A Alemanha arrancou 2026 com uma nova medida nas pensões que está a chamar a atenção na Europa: quem já tiver atingido a idade legal da reforma e decidir continuar a trabalhar pode receber até 2.000 euros por mês isentos de imposto sobre o rendimento. A medida entrou em vigor a 1 de janeiro de 2026 e faz parte da chamada “Aktivrente”, criada para incentivar os trabalhadores mais velhos a permanecerem no mercado de trabalho por vontade própria.
De acordo com o portal espanhol Noticias Trabajo, a mudança aplica-se a pessoas que já alcançaram a idade legal da reforma no sistema público alemão e que continuem em trabalho por conta de outrem sujeito a contribuições sociais. Segundo o Governo alemão, os primeiros 2.000 euros mensais de salário ficam livres de imposto, mesmo que o trabalhador já esteja a receber pensão.
Na prática, isso significa que o incentivo é imediato e visível no rendimento mensal.
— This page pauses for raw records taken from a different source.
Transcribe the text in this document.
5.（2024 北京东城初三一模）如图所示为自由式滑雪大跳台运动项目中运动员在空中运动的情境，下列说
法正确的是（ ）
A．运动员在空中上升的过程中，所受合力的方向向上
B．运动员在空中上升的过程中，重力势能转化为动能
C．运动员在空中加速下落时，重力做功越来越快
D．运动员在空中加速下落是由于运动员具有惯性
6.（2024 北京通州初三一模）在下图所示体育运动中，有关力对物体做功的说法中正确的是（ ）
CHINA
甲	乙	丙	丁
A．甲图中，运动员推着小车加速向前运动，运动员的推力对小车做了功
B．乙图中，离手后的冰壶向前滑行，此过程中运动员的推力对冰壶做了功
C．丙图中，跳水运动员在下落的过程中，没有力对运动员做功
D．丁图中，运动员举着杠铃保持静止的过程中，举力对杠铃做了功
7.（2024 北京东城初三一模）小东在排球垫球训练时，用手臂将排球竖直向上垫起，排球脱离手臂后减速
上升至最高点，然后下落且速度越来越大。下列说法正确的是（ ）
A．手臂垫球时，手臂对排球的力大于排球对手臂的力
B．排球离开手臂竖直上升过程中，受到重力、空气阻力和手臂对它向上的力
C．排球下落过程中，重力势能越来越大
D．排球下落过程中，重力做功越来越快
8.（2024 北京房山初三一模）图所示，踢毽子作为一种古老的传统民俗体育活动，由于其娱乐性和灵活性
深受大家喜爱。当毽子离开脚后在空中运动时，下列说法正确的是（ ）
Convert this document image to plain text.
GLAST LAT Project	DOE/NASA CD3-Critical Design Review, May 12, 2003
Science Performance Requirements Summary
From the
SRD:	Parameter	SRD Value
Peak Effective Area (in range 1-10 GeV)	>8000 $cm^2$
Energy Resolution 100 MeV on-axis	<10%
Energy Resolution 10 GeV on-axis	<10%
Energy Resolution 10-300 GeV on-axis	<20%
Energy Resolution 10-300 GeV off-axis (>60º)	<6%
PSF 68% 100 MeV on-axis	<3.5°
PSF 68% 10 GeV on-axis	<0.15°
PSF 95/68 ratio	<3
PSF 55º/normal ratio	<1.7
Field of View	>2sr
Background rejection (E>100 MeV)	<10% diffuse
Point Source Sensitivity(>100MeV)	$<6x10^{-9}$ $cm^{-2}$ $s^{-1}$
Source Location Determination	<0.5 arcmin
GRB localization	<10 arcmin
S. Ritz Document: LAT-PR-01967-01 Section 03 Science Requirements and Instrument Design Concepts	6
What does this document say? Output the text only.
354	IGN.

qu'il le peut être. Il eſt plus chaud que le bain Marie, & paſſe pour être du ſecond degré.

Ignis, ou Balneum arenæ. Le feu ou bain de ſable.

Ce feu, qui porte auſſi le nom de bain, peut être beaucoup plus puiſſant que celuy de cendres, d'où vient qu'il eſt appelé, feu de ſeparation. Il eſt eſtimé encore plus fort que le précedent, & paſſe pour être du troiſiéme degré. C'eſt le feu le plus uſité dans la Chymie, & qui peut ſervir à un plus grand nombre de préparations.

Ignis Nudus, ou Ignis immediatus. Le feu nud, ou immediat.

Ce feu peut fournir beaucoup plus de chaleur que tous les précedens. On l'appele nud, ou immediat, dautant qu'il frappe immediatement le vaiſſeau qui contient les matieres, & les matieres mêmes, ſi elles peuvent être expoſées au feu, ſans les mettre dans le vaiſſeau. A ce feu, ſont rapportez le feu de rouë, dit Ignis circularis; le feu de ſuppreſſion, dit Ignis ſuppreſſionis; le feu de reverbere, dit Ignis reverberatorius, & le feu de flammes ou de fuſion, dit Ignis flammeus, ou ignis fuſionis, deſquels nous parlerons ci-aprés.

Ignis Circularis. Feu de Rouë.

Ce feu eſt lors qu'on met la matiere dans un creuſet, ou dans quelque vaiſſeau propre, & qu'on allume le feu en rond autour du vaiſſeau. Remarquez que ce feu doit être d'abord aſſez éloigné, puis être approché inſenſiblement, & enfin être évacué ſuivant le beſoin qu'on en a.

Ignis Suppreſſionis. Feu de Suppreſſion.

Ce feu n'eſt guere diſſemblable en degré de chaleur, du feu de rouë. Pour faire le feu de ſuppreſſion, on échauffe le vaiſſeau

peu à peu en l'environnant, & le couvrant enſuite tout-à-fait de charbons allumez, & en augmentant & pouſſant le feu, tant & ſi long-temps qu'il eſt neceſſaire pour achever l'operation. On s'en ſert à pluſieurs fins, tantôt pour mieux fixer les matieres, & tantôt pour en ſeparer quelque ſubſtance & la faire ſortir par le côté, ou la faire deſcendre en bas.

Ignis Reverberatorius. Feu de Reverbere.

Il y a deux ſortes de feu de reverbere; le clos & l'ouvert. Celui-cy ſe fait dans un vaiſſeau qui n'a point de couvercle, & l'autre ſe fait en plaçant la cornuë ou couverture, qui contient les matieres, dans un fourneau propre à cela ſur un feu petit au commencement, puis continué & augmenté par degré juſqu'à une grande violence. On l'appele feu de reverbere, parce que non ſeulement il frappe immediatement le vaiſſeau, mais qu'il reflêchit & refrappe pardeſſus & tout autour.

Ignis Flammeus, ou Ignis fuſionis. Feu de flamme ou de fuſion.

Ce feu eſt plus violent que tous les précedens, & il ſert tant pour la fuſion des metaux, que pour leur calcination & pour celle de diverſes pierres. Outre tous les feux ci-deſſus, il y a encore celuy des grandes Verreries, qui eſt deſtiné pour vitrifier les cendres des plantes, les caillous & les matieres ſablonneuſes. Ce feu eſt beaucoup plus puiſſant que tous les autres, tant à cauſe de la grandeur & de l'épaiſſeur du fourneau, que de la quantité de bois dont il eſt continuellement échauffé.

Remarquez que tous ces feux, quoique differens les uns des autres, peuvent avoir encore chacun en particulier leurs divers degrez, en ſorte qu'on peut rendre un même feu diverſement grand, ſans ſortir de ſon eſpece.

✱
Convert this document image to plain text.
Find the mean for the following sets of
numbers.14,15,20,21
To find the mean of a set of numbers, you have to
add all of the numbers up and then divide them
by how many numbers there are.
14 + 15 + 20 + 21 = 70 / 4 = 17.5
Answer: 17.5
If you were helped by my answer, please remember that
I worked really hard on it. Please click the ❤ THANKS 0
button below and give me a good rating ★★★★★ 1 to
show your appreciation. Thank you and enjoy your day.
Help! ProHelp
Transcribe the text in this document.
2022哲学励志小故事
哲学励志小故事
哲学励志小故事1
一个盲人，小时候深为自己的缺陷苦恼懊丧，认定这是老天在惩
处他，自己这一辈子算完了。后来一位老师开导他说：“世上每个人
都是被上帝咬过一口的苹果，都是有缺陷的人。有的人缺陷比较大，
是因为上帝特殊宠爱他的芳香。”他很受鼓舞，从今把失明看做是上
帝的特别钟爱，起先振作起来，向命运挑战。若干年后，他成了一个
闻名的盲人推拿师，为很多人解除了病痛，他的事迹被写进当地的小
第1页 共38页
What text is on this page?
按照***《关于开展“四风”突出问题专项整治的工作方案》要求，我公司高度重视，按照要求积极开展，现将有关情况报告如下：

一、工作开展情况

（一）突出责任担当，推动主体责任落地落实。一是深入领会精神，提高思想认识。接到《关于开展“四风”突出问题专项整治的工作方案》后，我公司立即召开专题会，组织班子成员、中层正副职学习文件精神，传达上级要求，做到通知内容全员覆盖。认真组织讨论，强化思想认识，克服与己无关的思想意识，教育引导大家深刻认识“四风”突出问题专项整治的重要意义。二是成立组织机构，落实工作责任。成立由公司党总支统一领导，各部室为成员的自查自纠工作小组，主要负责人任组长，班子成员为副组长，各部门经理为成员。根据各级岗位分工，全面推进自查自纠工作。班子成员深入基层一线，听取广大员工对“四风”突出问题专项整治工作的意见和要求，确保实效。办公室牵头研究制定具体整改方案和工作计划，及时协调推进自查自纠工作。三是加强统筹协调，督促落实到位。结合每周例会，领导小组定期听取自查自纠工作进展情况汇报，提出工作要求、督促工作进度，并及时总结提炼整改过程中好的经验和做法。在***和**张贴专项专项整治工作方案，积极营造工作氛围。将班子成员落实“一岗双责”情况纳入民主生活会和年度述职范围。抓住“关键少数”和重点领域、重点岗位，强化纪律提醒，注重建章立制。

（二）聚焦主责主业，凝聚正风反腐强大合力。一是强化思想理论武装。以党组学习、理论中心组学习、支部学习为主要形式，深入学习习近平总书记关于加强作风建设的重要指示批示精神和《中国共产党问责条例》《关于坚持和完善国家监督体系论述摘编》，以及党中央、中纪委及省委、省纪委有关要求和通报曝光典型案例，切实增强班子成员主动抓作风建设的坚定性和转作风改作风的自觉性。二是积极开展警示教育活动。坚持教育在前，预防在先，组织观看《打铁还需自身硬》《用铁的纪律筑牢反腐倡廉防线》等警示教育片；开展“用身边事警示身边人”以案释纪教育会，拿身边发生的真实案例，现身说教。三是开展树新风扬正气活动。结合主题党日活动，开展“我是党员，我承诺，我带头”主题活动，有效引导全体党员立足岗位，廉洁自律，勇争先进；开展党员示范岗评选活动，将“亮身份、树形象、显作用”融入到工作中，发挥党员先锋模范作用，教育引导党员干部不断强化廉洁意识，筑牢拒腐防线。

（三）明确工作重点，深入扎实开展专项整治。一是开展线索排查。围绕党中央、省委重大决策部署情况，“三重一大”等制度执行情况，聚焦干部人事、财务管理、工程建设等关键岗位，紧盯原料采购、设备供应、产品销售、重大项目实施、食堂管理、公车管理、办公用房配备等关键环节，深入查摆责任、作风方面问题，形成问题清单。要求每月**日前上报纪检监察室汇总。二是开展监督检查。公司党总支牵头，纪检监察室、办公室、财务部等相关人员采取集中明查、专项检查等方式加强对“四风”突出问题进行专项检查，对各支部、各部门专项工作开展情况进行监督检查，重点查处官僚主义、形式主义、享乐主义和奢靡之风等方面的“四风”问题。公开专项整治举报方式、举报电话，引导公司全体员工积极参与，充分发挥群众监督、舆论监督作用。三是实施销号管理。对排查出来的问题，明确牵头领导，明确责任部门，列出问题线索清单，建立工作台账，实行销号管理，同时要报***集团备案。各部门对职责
Em vez de prometer apenas uma compensação futura na pensão, o modelo alemão tenta tornar financeiramente mais atrativo continuar ativo depois da idade normal de saída do mercado de trabalho.
Porque é que a Alemanha quer segurar os trabalhadores mais velhos
O Governo alemão apresentou a “Aktivrente” como uma forma de combater a falta de mão de obra e de aproveitar melhor a experiência dos trabalhadores séniores. A medida foi aprovada com esse objetivo e deverá ser avaliada ao fim de dois anos.
A discussão surge num contexto de forte pressão demográfica. Várias análises internacionais têm sublinhado que a Alemanha enfrenta o envelhecimento da população e a saída de muitos trabalhadores do mercado, o que aumenta a pressão sobre a economia e sobre os sistemas sociais.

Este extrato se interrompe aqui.